Ennesimo caso di femminicidio nel nostro paese
Carabinieri (Ansa Foto)

Un’altra tragedia, un altro episodio di femminicidio nel nostro paese. Numeri allarmanti e allo stesso tempo preoccupanti di un fenomeno che non tende assolutamente a finire. Questa volta, il tutto, è accaduto a Spinea, in provincia di Venezia (precisamente in zona Mantegna). Un uomo ha ucciso la moglie a coltellate nella notte per motivi di gelosia. E’ successo nella loro abitazione, per la donna non c’è stato assolutamente nulla da fare.

Sul posto sono giunti immediatamente i carabinieri che hanno arrestato l’omicida. La coppia era di origine moldava e si trovava nel nostro paese da un bel po’ di anni. Secondo quanto riportano le prime ricostruzioni da parte dei militari pare che il tutto sia nato per futili motivi di gelosia.

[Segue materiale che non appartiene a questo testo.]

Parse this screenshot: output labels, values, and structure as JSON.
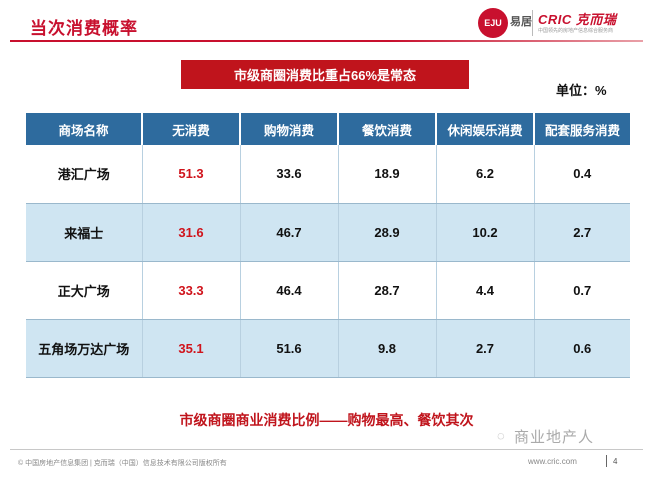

Venezia, uccide la moglie a coltellate: arrestato dai carabinieri

Ennesimo caso di femminicidio nel nostro paese
Carabinieri (Ansa Foto)

A riportare la vicenda anche il quotidiano locale ‘Gazzettino‘. L’omicida si chiama Alexandandru Dimitrova, 35enne. La moglie, invece, era più grande di lui (classe ’81) e si chiamava Lilia Patranel. Secondo quanto riportano fonti locali pare che la coppia non stesse attraversando un bel momento. Una relazione “burrascosa” come hanno riferito in molti. La tragedia sarebbe avvenuta intorno alla mezzanotte.

Sono state fatali per la donna le numerose coltellata che il compagno le avrebbe scaraventato sul suo corpo. A lanciare l’allarme ci ha pensato lo stesso marito che, poche ore più tardi, quando la donna era morta ha chiamato i carabinieri. In questo momento l’aggressore si trova in caserma dove sta rispondendo alle domande da parte degli inquirenti. Il numero dei femminicidi nel nostro paese ha raggiunto dei livelli impressionanti visto che si è superato quota 130 solamente nel 2022.